A review of Dead Aid in the Economist while agreeing with Dr Moyo also noted the book’s shortcomings. “Dead Aid does not move the debate along much. Yes, she has joined the chorus of disapproval - and that in itself might surprise a few diehards who think that Africans should just be grateful for the aid and shut up.

But her arguments are scarcely original and her plodding prose makes her the least stylish of the critics. Moreover, she overstates her case, almost to the point of caricature.”

But the Guardian was not this kind in assessing Dead Aid. Madeleine Bunting condemned Dr Moyo for generalisations. “One suspects that behind this book is a remarkable woman with an impressive career and very little time for learning how to write a good book.

“The result is an erratic, breathless sweep through aid history and current policy options for Africa, sprinkled with the odd statistic. There are so many generalisations skidding over decades of history, such frequent pre-emptory glib conclusions, that it is likely to leave you dizzy with silent protest.”

The review further noted that despite being poorly argued, Dead Aid would boost Moyo’s profile. ‘There are many who will want to promote her views, only too eager to cut aid budgets as pressure builds on government spending.

The danger is that she will end up on the wrong side of the argument. The battle is to press for more effective aid, not cut it altogether. Her proposal to phase out aid in five years is disastrously irresponsible”

Matthew Rees writing in The Wall Street Journal noted.

“It is too bad that Ms Moyo did not stop now and then to draw directly on her personal experience — not only on her work as an investment banker but on her early life in Zambia. (Her mother is chairperson of a Zambian bank; her father runs an anticorruption organisation.) First-person accounts might have made her argument even more vivid.

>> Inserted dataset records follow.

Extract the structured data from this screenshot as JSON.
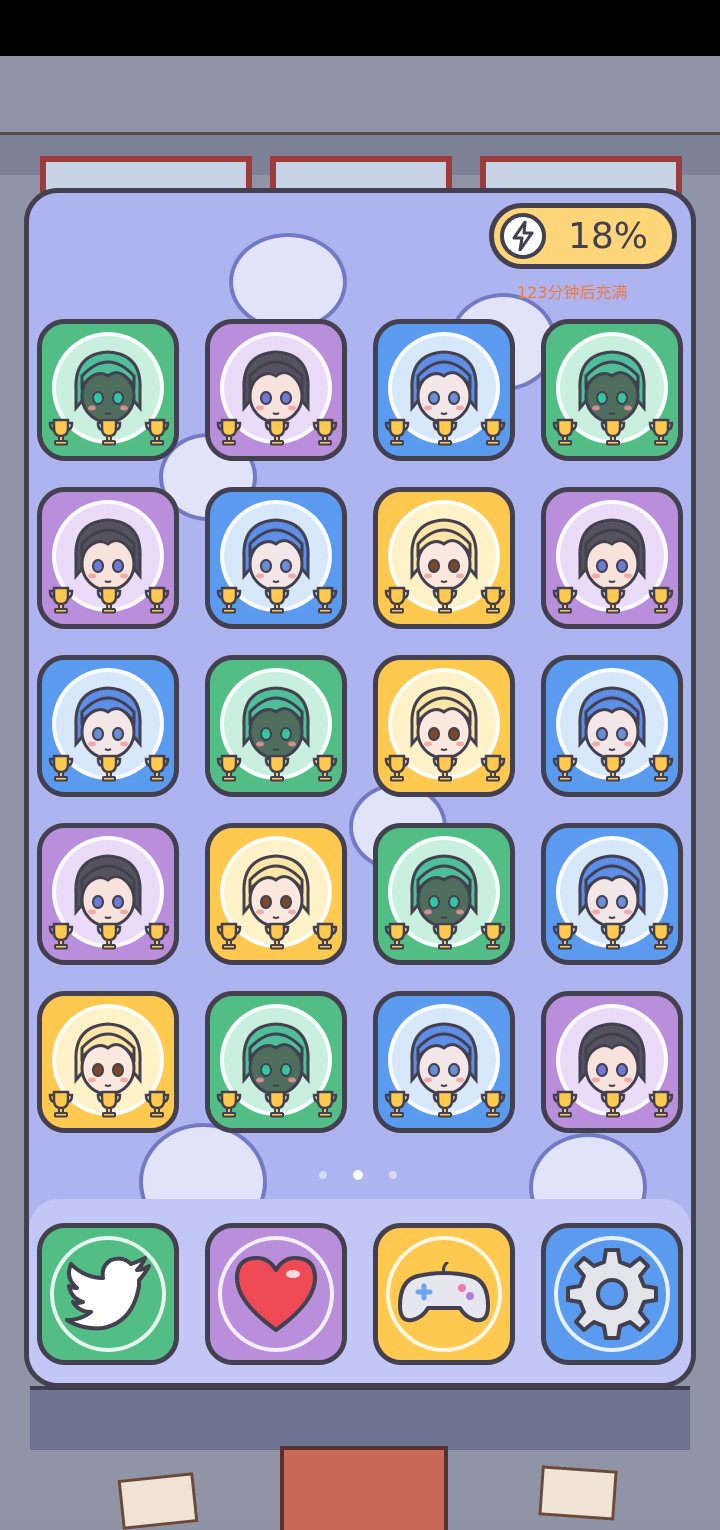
{
  "battery": {
    "percent_label": "18%",
    "percent": 18,
    "refill_text": "123分钟后充满"
  },
  "colors": {
    "green": "#52be86",
    "purple": "#b98fdb",
    "blue": "#5a9bf0",
    "yellow": "#ffc94f",
    "outline": "#43404f"
  },
  "characters": {
    "green": {
      "hair": "#4fbf9a",
      "skin": "#4f6e5e",
      "eye": "#33c7a8",
      "ring": "#c9f0de"
    },
    "purple": {
      "hair": "#55535f",
      "skin": "#f7e3db",
      "eye": "#6a7ad6",
      "ring": "#eadcf8"
    },
    "blue": {
      "hair": "#5e8ee6",
      "skin": "#f3e6e6",
      "eye": "#6a8fd6",
      "ring": "#d8e8fb"
    },
    "yellow": {
      "hair": "#fce6a6",
      "skin": "#fbe9df",
      "eye": "#7a4a2a",
      "ring": "#fff2c8"
    }
  },
  "grid": [
    [
      "green",
      "purple",
      "blue",
      "green"
    ],
    [
      "purple",
      "blue",
      "yellow",
      "purple"
    ],
    [
      "blue",
      "green",
      "yellow",
      "blue"
    ],
    [
      "purple",
      "yellow",
      "green",
      "blue"
    ],
    [
      "yellow",
      "green",
      "blue",
      "purple"
    ]
  ],
  "trophies_per_card": 3,
  "page_indicator": {
    "pages": 3,
    "current": 2
  },
  "dock": [
    {
      "name": "twitter",
      "icon": "bird-icon",
      "color": "green"
    },
    {
      "name": "favorite",
      "icon": "heart-icon",
      "color": "purple"
    },
    {
      "name": "games",
      "icon": "gamepad-icon",
      "color": "yellow"
    },
    {
      "name": "settings",
      "icon": "gear-icon",
      "color": "blue"
    }
  ]
}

Even so, it is vivid enough.”

Maybe Dr Moyo went too far by stating that Africa does not need aid considering the evidence to the contrary. Her argument should be how effective is this aid in bringing development.

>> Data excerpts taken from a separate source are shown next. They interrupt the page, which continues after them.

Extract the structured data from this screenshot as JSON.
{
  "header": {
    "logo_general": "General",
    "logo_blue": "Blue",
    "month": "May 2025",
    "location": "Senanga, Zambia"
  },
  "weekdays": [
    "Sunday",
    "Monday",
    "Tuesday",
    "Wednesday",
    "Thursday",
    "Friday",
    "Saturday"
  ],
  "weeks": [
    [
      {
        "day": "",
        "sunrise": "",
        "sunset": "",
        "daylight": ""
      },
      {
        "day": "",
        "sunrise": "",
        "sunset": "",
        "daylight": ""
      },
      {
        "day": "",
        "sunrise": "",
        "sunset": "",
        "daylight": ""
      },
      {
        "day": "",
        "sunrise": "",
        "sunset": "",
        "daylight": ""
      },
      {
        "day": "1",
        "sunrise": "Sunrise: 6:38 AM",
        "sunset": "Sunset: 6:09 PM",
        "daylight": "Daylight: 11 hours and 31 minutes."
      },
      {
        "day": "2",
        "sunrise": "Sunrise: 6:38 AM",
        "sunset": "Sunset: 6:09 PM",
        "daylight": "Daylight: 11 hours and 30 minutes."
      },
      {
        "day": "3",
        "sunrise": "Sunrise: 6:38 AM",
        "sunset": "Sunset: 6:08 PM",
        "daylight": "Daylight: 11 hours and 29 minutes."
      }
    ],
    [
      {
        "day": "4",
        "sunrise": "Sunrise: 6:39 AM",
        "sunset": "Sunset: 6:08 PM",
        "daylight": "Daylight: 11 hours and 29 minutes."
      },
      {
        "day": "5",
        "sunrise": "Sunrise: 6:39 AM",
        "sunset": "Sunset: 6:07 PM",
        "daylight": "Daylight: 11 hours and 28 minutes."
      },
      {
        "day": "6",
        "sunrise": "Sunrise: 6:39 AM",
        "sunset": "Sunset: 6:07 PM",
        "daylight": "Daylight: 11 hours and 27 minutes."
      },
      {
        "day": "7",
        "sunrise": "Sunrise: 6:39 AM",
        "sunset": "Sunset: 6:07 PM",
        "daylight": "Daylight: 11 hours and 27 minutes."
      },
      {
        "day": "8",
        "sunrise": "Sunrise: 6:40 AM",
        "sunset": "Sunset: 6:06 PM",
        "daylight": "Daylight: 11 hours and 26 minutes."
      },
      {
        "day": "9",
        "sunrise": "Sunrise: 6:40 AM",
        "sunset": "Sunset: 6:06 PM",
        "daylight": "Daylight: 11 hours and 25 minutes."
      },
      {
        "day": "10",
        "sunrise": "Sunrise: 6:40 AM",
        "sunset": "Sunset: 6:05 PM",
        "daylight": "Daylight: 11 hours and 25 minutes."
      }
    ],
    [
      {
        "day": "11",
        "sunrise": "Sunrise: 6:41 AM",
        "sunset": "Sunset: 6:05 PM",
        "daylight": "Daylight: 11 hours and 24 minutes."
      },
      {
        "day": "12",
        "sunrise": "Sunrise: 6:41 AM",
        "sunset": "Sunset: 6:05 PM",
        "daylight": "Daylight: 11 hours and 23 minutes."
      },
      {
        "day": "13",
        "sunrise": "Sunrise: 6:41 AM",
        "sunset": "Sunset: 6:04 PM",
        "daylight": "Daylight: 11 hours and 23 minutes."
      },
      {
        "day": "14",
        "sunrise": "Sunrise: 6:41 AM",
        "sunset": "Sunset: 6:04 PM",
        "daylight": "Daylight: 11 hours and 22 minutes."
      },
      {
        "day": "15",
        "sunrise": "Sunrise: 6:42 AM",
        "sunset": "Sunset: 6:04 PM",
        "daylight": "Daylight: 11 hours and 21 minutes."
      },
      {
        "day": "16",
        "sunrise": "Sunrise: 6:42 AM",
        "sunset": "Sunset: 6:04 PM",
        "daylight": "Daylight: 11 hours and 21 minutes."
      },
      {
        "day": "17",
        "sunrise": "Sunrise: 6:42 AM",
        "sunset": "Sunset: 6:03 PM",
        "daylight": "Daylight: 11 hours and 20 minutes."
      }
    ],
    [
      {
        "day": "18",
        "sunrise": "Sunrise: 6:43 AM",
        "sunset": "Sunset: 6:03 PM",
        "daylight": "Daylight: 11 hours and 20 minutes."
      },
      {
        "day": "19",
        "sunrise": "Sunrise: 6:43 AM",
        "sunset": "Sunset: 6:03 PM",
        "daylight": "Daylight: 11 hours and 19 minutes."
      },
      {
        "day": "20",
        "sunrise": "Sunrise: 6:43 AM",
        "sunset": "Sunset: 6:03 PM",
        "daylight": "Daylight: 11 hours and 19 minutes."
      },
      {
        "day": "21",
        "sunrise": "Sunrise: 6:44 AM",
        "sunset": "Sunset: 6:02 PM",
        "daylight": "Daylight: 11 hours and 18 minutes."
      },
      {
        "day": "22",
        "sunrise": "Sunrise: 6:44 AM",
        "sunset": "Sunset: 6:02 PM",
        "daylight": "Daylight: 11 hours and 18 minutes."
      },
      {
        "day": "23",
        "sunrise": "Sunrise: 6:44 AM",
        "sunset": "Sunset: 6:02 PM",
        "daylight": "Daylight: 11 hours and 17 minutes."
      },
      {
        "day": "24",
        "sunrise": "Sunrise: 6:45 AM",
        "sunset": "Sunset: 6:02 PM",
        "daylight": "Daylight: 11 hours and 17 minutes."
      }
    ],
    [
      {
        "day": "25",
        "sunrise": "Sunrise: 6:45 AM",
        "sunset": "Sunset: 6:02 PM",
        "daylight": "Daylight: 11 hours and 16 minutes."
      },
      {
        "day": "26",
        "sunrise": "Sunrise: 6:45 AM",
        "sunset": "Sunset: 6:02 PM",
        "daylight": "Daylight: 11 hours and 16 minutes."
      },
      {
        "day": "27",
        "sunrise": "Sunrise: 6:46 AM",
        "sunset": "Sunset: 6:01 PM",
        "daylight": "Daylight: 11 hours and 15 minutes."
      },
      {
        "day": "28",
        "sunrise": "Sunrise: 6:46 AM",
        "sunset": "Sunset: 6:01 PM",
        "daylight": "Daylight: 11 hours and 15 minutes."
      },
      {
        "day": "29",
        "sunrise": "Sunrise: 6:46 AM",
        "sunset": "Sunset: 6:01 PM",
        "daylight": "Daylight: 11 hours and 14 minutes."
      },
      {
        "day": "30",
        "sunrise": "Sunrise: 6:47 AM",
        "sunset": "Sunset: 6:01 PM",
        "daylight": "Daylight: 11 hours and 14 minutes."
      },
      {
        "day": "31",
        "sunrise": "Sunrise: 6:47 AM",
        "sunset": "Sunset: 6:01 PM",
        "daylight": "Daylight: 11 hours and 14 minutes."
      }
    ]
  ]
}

Despite the book being rather simplistic like Chinua Achebe’s book with an ambitious title The Trouble With Nigeria, Dead Aid succeeds in questioning the seemingly well meaning benefactors who claim to know the panacea to Africa’s economic malaise.

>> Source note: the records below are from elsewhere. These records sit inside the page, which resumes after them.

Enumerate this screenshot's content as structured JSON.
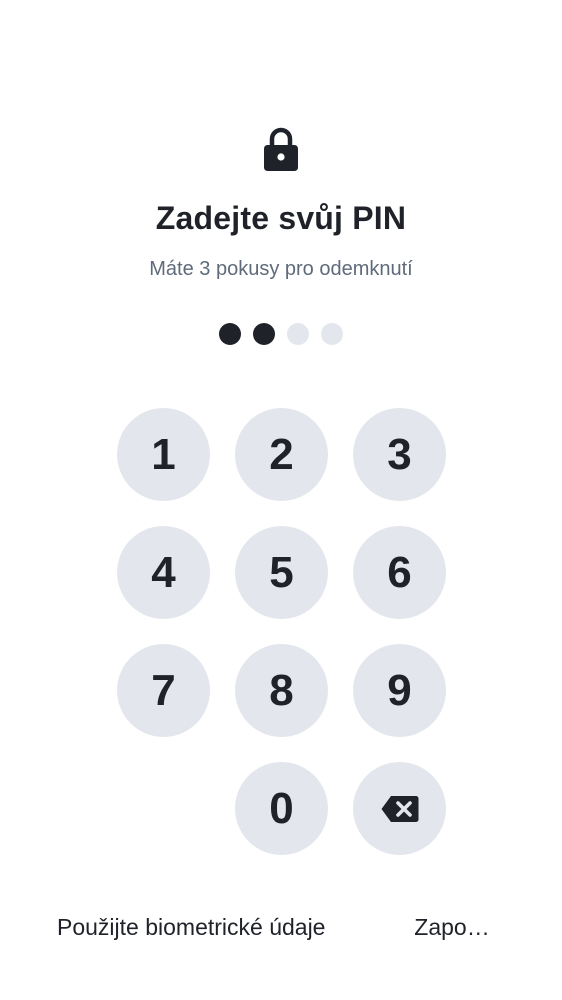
{
  "header": {
    "icon": "lock-icon",
    "title": "Zadejte svůj PIN",
    "subtitle": "Máte 3 pokusy pro odemknutí"
  },
  "pin": {
    "length": 4,
    "entered": 2
  },
  "keypad": {
    "keys": [
      "1",
      "2",
      "3",
      "4",
      "5",
      "6",
      "7",
      "8",
      "9",
      "0"
    ],
    "backspace_icon": "backspace-icon"
  },
  "footer": {
    "biometric_label": "Použijte biometrické údaje",
    "forgot_label": "Zapo…"
  },
  "colors": {
    "text": "#1f2329",
    "secondary_text": "#5f6b7a",
    "key_background": "#e3e7ed",
    "dot_empty": "#e3e7ed",
    "dot_filled": "#1f2329"
  }
}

This casual approach to Africa’s problems has been extended to celebrities with inductees who include one Sir Bob Geldof-nicknamed Mr Africa and bubble gum musician Madonna who thinks she has solutions to the continent’s problem despite failing to rescue her marriage.

An objective analysis of the book came out in The Spectator with Michela Wrong writing “One can challenge this book’s thesis, however, and still hail it as marking a turning point. In the past, Africans might privately wax cynical about western aid policy, but they were content to leave the public debate to be waged by Irish pop stars, American celebrities and paunchy white men in suits.

“Television producers and conference organisers routinely scratched their heads trying to find opinionated Africans ready to argue the issues. Moyo belongs to an emerging generation of articulate, self-confident and angry Africans who are now doing just that. Not before time.”

Those who want to understand part of Africa’s economic problems will have a better alternative between people like the U2 band leader Bono or Oxford/Havard educated Moyo.